Aviation Watchdog Proposes Rival Firms Build Heathrow Third Runway, New Terminal
The Civil Aviation Authority (CAA) has tabled proposals that could compel Heathrow Airport Limited (HAL) to permit rival companies to tender for the construction of its third runway and associated new terminal. These measures are designed to curb projected construction expenditures, which have raised concerns regarding their potential impact on airlines, businesses, and consumers.
Controlling Expansion Costs
The aviation watchdog’s review follows criticisms that HAL’s £33 billion expansion scheme could inflate costs, making Heathrow one of the world's most expensive airports. The CAA is examining four potential modifications to HAL's governance, including stricter oversight of spending and the introduction of competitive tendering for elements of the expansion project.
A significant proposal involves enabling an alternative developer to compete directly to design, finance, build, and operate a new terminal. Under such a scenario, the CAA suggests this developer could “directly provide services to airlines and recover its revenues from them, in direct competition with Heathrow Airport Limited.” Implementing this option would necessitate a change in governmental policy concerning airport expansion.
In November, the government favoured HAL's proposed 2.2-mile (3.5km) runway plan over an alternative from the Arora Group, which advocated a shorter, less costly runway that would not require altering the M25 motorway.
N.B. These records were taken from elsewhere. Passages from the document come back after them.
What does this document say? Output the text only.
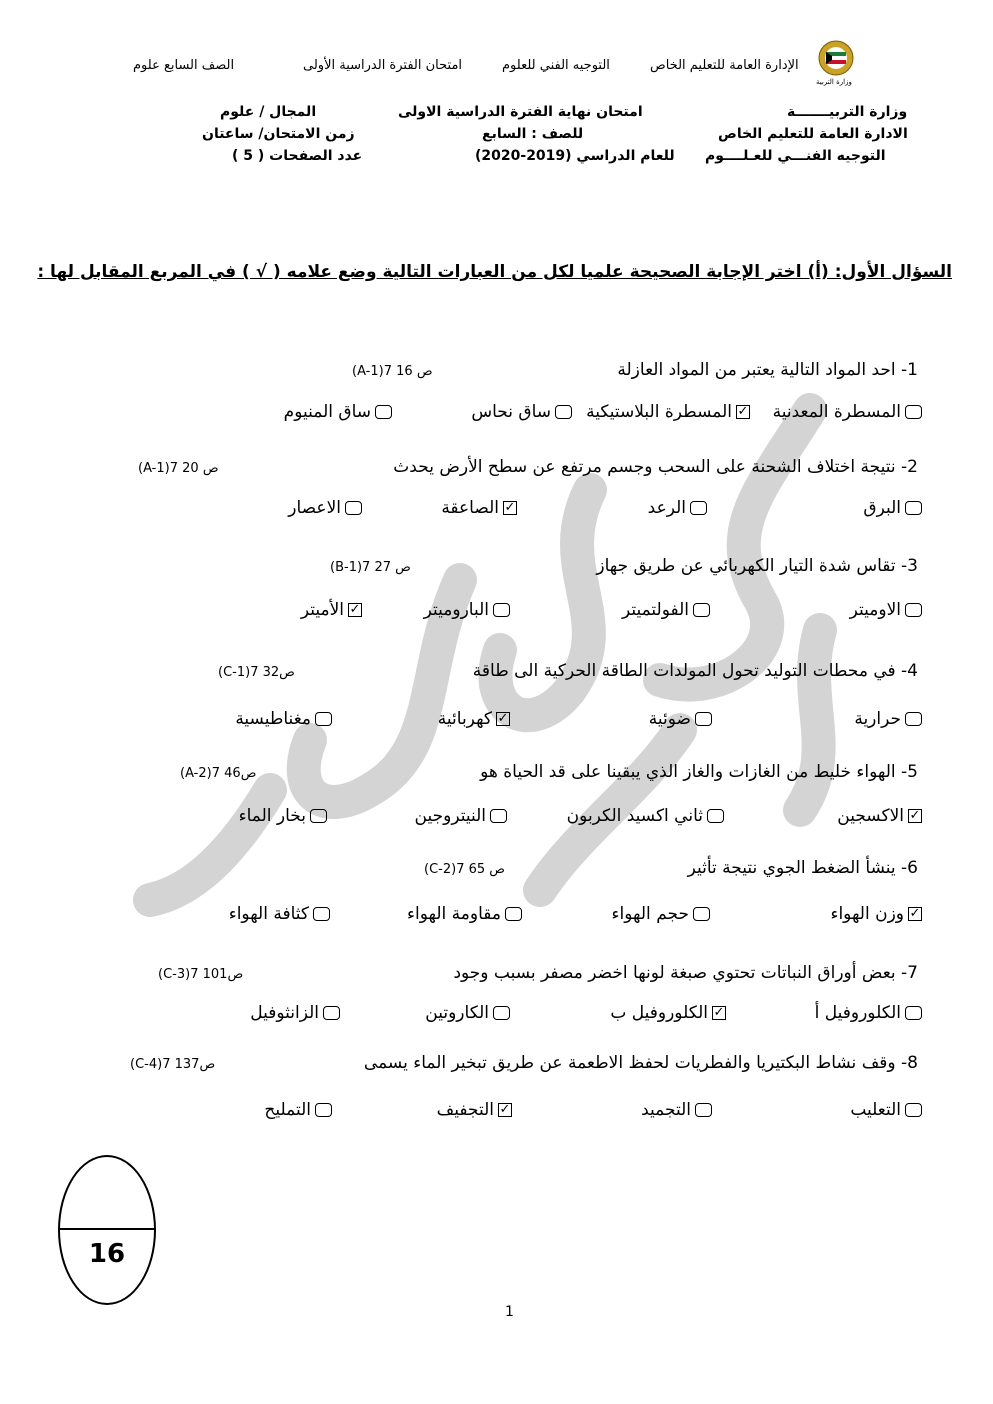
الإدارة العامة للتعليم الخاص
التوجيه الفني للعلوم
امتحان الفترة الدراسية الأولى
الصف السابع علوم
وزارة التربية
وزارة التربيـــــــة
الادارة العامة للتعليم الخاص
التوجيه الفنـــي للعـلــــوم
امتحان نهاية الفترة الدراسية الاولى
للصف : السابع
للعام الدراسي (2019-2020)
المجال / علوم
زمن الامتحان/ ساعتان
عدد الصفحات ( 5 )
السؤال الأول: (أ) اختر الإجابة الصحيحة علميا لكل من العبارات التالية وضع علامه ( √ ) في المربع المقابل لها :
1- احد المواد التالية يعتبر من المواد العازلة
ص 16 7(A-1)
المسطرة المعدنية
✓
المسطرة البلاستيكية
ساق نحاس
ساق المنيوم
2- نتيجة اختلاف الشحنة على السحب وجسم مرتفع عن سطح الأرض يحدث
ص 20 7(A-1)
البرق
الرعد
✓
الصاعقة
الاعصار
3- تقاس شدة التيار الكهربائي عن طريق جهاز
ص 27 7(B-1)
الاوميتر
الفولتميتر
الباروميتر
✓
الأميتر
4- في محطات التوليد تحول المولدات الطاقة الحركية الى طاقة
ص32 7(C-1)
حرارية
ضوئية
✓
كهربائية
مغناطيسية
5- الهواء خليط من الغازات والغاز الذي يبقينا على قد الحياة هو
ص46 7(A-2)
✓
الاكسجين
ثاني اكسيد الكربون
النيتروجين
بخار الماء
6- ينشأ الضغط الجوي نتيجة تأثير
ص 65 7(C-2)
✓
وزن الهواء
حجم الهواء
مقاومة الهواء
كثافة الهواء
7- بعض أوراق النباتات تحتوي صبغة لونها اخضر مصفر بسبب وجود
ص101 7(C-3)
الكلوروفيل أ
✓
الكلوروفيل ب
الكاروتين
الزانثوفيل
8- وقف نشاط البكتيريا والفطريات لحفظ الاطعمة عن طريق تبخير الماء يسمى
ص137 7(C-4)
التعليب
التجميد
✓
التجفيف
التمليح
16
1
HAL's scheme, if realised, aims to increase the airport’s capacity to 756,000 flights and 150 million passengers annually.
A Heathrow spokesperson stated that while the airport supports reforms that enhance efficiency and reduce bureaucracy, it cautions against proposals that could “undermine our efforts to improve the airport for consumers or delay the economic growth the country needs.” The CAA is now consulting on these proposed changes, with a government planning decision on Heathrow expansion anticipated by 2029.